3 Ways to Handle a Negative Coworker

It seems like everywhere I turn, someone is always talking or writing about "times like these." Usually, it's not "times like these are so great." It's usually something like, "Times like these are so horrible."

For a lot of people, this negative outlook on life becomes a big problem and they carry it like a heavy backpack with them wherever they go. They sigh when they sit down in a meeting. They mutter under their breath when others are talking about new ideas. They rarely contribute anything to discussions unless it's a criticism or complaint.

Eventually, you realize that this colleague's negative behavior is getting to you. Perhaps you even worry that her negativity is starting to rub off on you.

What can you do?

First, realize that you're not helpless -- do not start to believe that the negative colleague is in control. You are, and there are things you can do. Among them:

1. Study her. What makes her so hateful? Are there certain times that she's more negative than others? When you take the more "scientific" attitude to studying her, then you become less emotionally invested in what she does. Think of it as getting an inside look at what NOT to do.

2.  Stay calm. One of the reasons you're so upset with the negative behavior is because you know that it's having an impact on you. You think about the negativity at night, making it difficult to fall asleep.

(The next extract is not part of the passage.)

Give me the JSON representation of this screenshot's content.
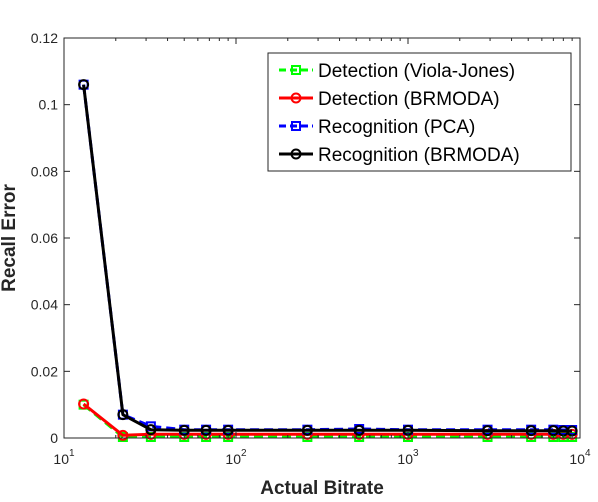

You know it's making you so tense that you are becoming more frustrated driving home after work, and worry you're developing road rage. Enough. It's time to disconnect from her bad behavior. Don't engage with her and try to find the "bright side" of life when she's being negative. Don't argue her point of view. "I guess we'll have to agree to disagree" can be your mantra when she tries to drag you down with her.

3. Start walking. You can't always walk away from a negative coworker, such as when you're in a meeting or she's working with you on a project. But once you're done interacting with her in a professional capacity, don't be hesitant about walking away. If you don't want to be rude, tell her you've got to return a phone call, meet with someone else, etc. But the physical act of walking away will help alleviate the emotional stress of dealing with her, and the physical activity will help lower your blood pressure and restore you equilibrium.

Finally, if you suspect your coworker's negativity may be related to depression or some other mental illness, go to your boss or human resources to relate your concerns. They are equipped to handle such an assessment better than you.